Looking at the unstructured

Curt Monash has been talking about text mining a lot this week, he also notes that, from a text point of view, that the four preeminent database vendors (data store not query tool) are Oracle, Microsoft, Teradata and Netezza, this seems to reflect my experiences of what is going on in the BI space as a whole.

I first started out in the intelligence space (deliberately omitting the word business) working on high performance text stores. In reality this was all about storing streams of text in a highly searchable form, in effect the text was held as an index, here I came across then esoteric concepts as tokenisation, tagging, synonym dictionaries, and stop-words; however, I did not use stop-words as every word stored (even if misspelt) was potentially significant. Since those days analysis of free-text has become more mainstream. Linguistics academics use it to unravel language semantics (my wife's dissertation was on computational linguistics) Others I know have worked on voice to text systems capable of identifying speakers and what they say. But although text is the most accessible (or understandable) form of unstructured data, increasingly people need to search binary data, whether it be biometrics, images, DNA sequences, spatial data or whatever.

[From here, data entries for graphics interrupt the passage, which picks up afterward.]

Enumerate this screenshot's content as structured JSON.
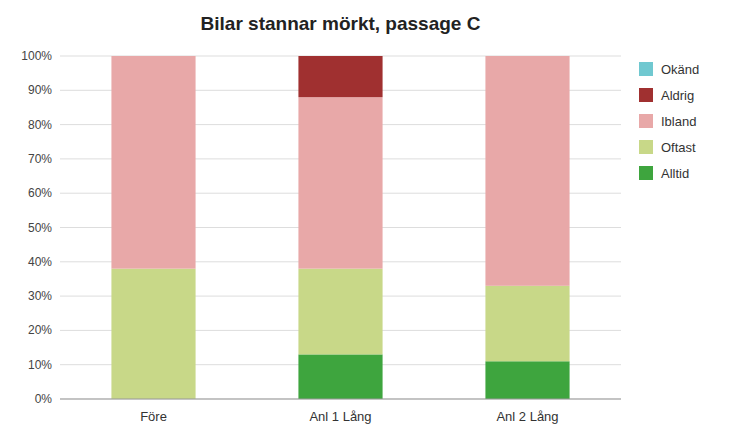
{
  "chart_data": {
    "type": "bar",
    "stacked": true,
    "title": "Bilar stannar mörkt, passage C",
    "categories": [
      "Före",
      "Anl 1 Lång",
      "Anl 2 Lång"
    ],
    "series": [
      {
        "name": "Alltid",
        "color": "#3EA53E",
        "values": [
          0,
          0.13,
          0.11
        ]
      },
      {
        "name": "Oftast",
        "color": "#C8D888",
        "values": [
          0.38,
          0.25,
          0.22
        ]
      },
      {
        "name": "Ibland",
        "color": "#E8A8A8",
        "values": [
          0.62,
          0.5,
          0.67
        ]
      },
      {
        "name": "Aldrig",
        "color": "#A03030",
        "values": [
          0.0,
          0.12,
          0.0
        ]
      },
      {
        "name": "Okänd",
        "color": "#70C8D0",
        "values": [
          0.0,
          0.0,
          0.0
        ]
      }
    ],
    "ylim": [
      0,
      1.0
    ],
    "yticks": [
      {
        "value": 0,
        "label": "0%"
      },
      {
        "value": 0.1,
        "label": "10%"
      },
      {
        "value": 0.2,
        "label": "20%"
      },
      {
        "value": 0.3,
        "label": "30%"
      },
      {
        "value": 0.4,
        "label": "40%"
      },
      {
        "value": 0.5,
        "label": "50%"
      },
      {
        "value": 0.6,
        "label": "60%"
      },
      {
        "value": 0.7,
        "label": "70%"
      },
      {
        "value": 0.8,
        "label": "80%"
      },
      {
        "value": 0.9,
        "label": "90%"
      },
      {
        "value": 1.0,
        "label": "100%"
      }
    ],
    "grid": true,
    "legend": "right"
  }
}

Finding single records that contain text fragments, topics, DNA patterns can be an interesting indexing challenge, but when we start to move into the space where we looking for patterns that occur in multiple records we start to move well away from the normal data mining domain. Determining that a  particular DNA sequence correlates with increased risk of disease is a complex task; there is little reason (apart from the enormity of the computational task) that DNA samples could not be used to predict facial appearance. Computational problems exist in text analysis especially where rich vocabularies make semantic matching difficult - so how do you get cookie to match biscuit in some contexts and biscuit to match brown in others.